Krous seemed to accomplish the impossible task of noticing everything happening in the room at once, providing just the right question or comment to nudge the children to think a little more deeply. When a child proudly approached her with a book he had made using familiar story characters, she shared his enthusiasm and then prodded him to write down the words the characters might say. Watching children mixing and painting with watercolors, she asked them, “What happens when you use different-sized paintbrushes?” When she used the word “water” while talking about painting, she noticed that a nonverbal child used sign language to say “drink,” showing she heard Krous’s words. Another boy came over to show her how he had pasted the letters of his name on cardstock. “Wow, you have eight letters in your name!” Krous exclaimed. “Do you have the longest name? Go find Olivia’s name. Find the one that starts with an O. Now count how many. What about Matthew?” When she asked him how he got his correct answer of seven, he cheerfully replied, “I counted already!”
 
It was obvious that every moment of the school day was thoughtfully planned to facilitate children’s learning, and that appealed to Luca’s mother, Maria Fenwick. An educational consultant and former Boston Public Schools teacher, Fenwick had done her homework. She had long known about the Eliot and been drawn to the hands-on experiential learning that is a hallmark of the school. She had heard that Griffith and her staff were knowledgeable and dedicated, and that was clear in Room 105, from the rhyming songs Krous led during morning meeting to build vocabulary and language skills (“How are you, caribou?
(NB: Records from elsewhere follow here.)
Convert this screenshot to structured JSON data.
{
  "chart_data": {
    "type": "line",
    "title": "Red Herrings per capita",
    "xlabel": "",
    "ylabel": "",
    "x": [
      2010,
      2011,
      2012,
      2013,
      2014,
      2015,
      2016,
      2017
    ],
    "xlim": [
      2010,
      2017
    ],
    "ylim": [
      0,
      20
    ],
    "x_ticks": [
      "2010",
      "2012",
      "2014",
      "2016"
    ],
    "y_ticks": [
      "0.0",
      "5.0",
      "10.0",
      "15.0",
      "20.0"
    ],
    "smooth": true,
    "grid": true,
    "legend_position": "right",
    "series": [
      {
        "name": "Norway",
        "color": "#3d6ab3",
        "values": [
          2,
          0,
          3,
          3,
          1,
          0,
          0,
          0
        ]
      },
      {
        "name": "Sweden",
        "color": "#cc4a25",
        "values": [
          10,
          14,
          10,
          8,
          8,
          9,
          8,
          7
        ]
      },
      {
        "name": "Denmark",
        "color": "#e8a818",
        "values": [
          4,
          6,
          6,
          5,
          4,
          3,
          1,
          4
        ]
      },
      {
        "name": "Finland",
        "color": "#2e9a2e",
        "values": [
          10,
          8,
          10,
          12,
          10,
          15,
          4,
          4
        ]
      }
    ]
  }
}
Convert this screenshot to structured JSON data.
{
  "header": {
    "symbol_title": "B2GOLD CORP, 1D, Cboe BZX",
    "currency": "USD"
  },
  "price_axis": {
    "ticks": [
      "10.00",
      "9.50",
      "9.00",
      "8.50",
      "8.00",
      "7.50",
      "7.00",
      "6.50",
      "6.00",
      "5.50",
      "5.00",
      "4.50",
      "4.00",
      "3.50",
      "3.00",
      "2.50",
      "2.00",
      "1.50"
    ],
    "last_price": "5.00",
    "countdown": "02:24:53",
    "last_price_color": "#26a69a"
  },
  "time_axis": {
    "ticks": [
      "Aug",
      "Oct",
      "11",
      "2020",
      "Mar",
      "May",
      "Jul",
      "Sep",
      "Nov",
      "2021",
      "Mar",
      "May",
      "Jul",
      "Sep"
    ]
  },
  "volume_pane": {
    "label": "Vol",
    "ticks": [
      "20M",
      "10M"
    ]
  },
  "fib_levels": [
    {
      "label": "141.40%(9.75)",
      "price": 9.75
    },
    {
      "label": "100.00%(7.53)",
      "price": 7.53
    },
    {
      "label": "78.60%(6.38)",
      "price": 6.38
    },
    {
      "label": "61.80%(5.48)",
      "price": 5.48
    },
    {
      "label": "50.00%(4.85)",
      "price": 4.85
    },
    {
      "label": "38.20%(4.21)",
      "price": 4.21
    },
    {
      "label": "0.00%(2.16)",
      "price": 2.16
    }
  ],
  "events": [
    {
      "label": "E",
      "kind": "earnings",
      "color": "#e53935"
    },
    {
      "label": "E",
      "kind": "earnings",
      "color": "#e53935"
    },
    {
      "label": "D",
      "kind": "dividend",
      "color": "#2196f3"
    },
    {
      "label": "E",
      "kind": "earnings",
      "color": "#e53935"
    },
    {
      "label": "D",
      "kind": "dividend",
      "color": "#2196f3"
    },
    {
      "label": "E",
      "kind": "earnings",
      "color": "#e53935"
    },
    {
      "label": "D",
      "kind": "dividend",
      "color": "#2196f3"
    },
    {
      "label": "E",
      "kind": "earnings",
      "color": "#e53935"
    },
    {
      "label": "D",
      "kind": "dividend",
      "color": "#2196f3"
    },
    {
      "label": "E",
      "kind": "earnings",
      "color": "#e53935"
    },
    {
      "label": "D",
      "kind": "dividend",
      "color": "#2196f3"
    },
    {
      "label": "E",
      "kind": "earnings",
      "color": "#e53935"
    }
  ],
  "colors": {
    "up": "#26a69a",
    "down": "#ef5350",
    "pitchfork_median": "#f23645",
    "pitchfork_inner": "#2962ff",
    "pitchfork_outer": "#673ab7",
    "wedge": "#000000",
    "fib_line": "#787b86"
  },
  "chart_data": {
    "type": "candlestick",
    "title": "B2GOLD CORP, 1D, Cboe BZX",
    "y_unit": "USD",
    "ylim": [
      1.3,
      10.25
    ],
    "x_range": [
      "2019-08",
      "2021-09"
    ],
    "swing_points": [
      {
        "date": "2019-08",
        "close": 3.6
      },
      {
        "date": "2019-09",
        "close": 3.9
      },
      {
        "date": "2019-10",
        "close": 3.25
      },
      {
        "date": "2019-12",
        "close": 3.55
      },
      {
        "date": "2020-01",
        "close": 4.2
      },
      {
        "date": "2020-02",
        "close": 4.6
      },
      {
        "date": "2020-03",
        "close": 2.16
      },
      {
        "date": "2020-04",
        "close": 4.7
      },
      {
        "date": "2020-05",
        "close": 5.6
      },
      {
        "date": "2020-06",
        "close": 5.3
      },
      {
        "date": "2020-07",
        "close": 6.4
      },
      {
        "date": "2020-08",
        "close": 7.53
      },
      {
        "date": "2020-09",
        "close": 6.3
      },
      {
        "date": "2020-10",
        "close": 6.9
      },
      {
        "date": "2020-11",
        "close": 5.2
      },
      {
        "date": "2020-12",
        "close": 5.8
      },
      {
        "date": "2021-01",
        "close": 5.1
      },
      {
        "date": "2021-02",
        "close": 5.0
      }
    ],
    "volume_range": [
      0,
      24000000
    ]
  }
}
I’m fine, porcupine!”) to the way she asked children to tell her stories that would be transcribed and later acted out by the class. Fenwick was particularly impressed with the way that evidence of the students’ learning covered the walls. At children’s eye level were detailed self-portraits they had drawn during a unit on color, birth certificates created for pretend infants during a unit on families, photographs of block architecture annotated with descriptions of how the children made them. Each child’s contribution was unique and creative, no evidence of photocopied worksheets anywhere.
 
Almost any parent would walk into Krous’s classroom and want to send her child there. But few get that opportunity. The thirty-two spots at the Eliot, a nearly hundred-year-old school located in the city’s historic North End, are among the most coveted in the district. “When I call parents to tell them they have a spot at our school, I get to tell them, ‘You have won the lottery—literally,’” says Traci Griffith. Less than ten years ago, however, the Eliot was undersubscribed, ranked near the very bottom of the city’s schools, a site of hopelessness and apathy that had been abandoned by neighborhood families. Less than a block away from the Eliot are a statue of school alumnus Paul Revere in the spot where he began his famous midnight ride, and the Old North Church, where patriots hung lanterns to give the “one if by land, two if by sea” signal. The change that has taken place at the Eliot has been less fiery than the war fought by the American patriots, but no less transformational. The introduction of the K1 program was not solely responsible for the transformation, but it played an important role, drumming up parent interest in the school, building early and long-lasting relationships between children and staff, and laying the crucial foundation for school success that high-quality preschool can provide.